According to her, strategic partnership with relevant stakeholders in the renewable energy ecosystem is essential in bridging Nigeria’s huge energy gap.
She said, “The importance of collaboration in the renewable energy space cannot be over emphasised. With 92 million people with no access to electricity especially in rural areas, shows that more needs to be done to increase investment in electric power infrastructure, more needs to be done to increase financing for private sector energy efficiency, renewable energy development so as to meet the energy demand of our growing population.”
“From the beginning of the value chain is policy, we need to make sure that we get our policies right. We also need to make sure that our regulatory framework is well aligned with the right methodology to ensure that we are able to attract and sustain investments that will enable us bridge the energy access gap across the country” she stated.

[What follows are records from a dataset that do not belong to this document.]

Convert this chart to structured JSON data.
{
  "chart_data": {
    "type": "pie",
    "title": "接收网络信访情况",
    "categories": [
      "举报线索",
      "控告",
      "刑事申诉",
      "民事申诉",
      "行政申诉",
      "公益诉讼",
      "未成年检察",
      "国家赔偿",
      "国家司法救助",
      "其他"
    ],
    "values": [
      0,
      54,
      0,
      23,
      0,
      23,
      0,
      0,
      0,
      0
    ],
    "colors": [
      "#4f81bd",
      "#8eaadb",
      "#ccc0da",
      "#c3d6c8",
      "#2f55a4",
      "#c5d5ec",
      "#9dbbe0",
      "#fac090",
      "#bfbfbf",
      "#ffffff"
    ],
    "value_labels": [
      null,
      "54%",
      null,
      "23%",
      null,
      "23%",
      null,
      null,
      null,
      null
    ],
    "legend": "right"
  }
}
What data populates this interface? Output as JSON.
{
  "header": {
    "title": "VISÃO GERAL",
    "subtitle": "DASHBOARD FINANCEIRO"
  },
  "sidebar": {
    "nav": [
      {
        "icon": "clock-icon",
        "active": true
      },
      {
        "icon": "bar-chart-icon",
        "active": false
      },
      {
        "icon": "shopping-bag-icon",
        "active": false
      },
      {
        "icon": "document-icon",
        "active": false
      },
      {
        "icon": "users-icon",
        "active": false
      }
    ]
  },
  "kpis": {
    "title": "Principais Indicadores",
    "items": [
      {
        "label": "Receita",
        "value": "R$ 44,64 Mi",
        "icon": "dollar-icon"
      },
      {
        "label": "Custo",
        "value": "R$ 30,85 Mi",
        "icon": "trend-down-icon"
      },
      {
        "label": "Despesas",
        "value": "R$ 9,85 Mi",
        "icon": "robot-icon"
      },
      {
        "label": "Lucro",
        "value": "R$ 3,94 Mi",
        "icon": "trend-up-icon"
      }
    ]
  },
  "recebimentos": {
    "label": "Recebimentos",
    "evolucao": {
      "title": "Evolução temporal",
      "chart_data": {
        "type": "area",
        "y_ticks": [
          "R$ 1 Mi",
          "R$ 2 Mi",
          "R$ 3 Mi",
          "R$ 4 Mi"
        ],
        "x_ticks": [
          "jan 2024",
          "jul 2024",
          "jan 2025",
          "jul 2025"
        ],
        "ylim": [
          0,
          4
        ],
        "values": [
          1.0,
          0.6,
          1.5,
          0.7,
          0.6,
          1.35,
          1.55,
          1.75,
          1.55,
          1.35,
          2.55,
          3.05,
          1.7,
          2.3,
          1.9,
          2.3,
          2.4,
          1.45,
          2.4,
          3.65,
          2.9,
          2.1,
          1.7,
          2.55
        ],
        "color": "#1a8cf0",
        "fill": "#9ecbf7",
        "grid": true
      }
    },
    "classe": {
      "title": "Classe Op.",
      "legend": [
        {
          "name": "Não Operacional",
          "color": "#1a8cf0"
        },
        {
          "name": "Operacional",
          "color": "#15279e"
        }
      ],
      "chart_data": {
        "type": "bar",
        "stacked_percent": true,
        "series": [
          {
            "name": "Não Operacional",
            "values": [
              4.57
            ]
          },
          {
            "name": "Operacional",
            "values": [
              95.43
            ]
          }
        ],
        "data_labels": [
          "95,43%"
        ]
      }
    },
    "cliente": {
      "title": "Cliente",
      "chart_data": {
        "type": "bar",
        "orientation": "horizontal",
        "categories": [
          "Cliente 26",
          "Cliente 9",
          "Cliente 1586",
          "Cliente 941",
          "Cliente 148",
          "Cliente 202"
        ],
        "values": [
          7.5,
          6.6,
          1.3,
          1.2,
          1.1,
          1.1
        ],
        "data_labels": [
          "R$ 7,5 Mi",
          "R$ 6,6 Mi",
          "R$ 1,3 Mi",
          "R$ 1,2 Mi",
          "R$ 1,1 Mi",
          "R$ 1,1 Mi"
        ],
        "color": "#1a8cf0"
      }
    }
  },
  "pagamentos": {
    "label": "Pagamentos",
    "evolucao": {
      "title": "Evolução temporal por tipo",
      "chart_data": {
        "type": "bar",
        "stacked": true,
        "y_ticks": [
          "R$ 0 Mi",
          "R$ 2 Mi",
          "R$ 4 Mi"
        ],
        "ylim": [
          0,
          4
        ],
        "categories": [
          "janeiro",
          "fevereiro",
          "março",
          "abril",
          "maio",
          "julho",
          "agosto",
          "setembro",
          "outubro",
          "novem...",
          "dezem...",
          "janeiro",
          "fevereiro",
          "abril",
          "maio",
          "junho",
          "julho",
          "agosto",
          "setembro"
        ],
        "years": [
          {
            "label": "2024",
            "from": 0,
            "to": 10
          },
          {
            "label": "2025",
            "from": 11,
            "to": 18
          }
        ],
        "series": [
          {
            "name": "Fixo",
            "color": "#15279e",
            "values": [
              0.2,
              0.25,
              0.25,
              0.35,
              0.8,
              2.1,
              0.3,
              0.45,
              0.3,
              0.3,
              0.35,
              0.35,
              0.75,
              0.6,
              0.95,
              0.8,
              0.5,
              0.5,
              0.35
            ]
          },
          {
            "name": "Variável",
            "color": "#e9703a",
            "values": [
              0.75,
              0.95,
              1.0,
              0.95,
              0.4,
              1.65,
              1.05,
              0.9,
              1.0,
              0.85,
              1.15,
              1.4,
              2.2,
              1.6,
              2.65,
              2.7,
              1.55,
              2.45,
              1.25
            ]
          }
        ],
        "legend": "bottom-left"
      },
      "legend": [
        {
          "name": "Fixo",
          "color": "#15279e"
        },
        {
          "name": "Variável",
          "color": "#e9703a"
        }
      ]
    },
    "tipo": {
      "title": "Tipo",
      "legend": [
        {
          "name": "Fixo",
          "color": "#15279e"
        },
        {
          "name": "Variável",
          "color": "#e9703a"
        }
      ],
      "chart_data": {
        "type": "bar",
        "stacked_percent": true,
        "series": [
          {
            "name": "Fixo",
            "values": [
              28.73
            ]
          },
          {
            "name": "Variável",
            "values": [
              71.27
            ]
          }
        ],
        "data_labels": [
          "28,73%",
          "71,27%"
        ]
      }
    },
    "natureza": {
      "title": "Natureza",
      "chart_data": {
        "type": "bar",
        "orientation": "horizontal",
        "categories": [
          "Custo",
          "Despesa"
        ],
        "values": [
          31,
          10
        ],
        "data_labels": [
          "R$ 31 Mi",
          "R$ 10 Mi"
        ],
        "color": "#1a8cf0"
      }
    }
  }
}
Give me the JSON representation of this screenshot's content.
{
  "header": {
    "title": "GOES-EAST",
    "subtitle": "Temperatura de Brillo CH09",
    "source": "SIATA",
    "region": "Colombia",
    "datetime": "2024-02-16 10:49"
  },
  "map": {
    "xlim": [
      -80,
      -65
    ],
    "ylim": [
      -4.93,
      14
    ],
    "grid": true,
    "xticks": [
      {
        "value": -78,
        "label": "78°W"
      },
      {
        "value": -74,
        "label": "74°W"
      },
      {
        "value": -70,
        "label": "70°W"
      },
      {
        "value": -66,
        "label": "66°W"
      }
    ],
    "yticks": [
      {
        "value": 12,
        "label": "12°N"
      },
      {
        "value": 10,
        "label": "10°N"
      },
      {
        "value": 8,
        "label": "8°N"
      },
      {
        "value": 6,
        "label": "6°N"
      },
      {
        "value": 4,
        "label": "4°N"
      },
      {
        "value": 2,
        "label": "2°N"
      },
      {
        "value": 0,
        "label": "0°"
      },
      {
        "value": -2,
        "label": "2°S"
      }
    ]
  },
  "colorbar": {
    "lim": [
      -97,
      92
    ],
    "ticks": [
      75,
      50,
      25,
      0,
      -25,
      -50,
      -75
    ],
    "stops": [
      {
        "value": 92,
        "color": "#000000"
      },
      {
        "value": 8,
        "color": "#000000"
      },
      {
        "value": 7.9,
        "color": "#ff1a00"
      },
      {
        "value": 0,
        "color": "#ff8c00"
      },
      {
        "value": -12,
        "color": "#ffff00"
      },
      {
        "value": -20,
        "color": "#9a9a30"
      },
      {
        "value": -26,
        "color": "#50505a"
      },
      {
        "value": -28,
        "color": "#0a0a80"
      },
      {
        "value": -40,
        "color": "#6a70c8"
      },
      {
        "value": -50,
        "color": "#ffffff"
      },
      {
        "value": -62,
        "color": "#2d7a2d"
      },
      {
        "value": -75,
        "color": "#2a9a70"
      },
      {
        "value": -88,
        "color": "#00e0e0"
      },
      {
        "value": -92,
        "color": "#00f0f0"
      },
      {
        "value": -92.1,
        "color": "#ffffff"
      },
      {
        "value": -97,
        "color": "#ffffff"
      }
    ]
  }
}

Responding to questions about the impact of mini-grids to the development of rural communities in Nigeria, Anene-Nzelu noted that Nigeria is gradually moving from rural electrification to rural economic transformation, all thanks to the deployment of mini-grids in rural areas.
She described the move as an economic enabler for rural dwellers, as it has opened the communities to more business opportunities, increased productivity and reduced urban migration in the country.
She explained that, “The on-boarding of the mini-grids to the Nigeria electricity value-chain has shown the possibility within the off-grid decentralised renewable energy industry in Nigeria and across Africa, signalling to other investors interested in becoming partners in progress to bridge Africa’s huge energy gap.”
“The disconnect at the community level reveals the lack of access to clean and reliable Energy for the development of mini-grids has offered Nigeria the unique opportunity to get the rural communities connected to uninterrupted Energy sources that will make them productive and economically valuable to the country.” she posited.
She further stated that the current hike in the cost of energy occasioned by the removal of fuel subsidy will adversely affect the socio-economic well-being of the rural dwellers if much attention is not given to the adoption and utilisation of renewable energy to that segment of the society.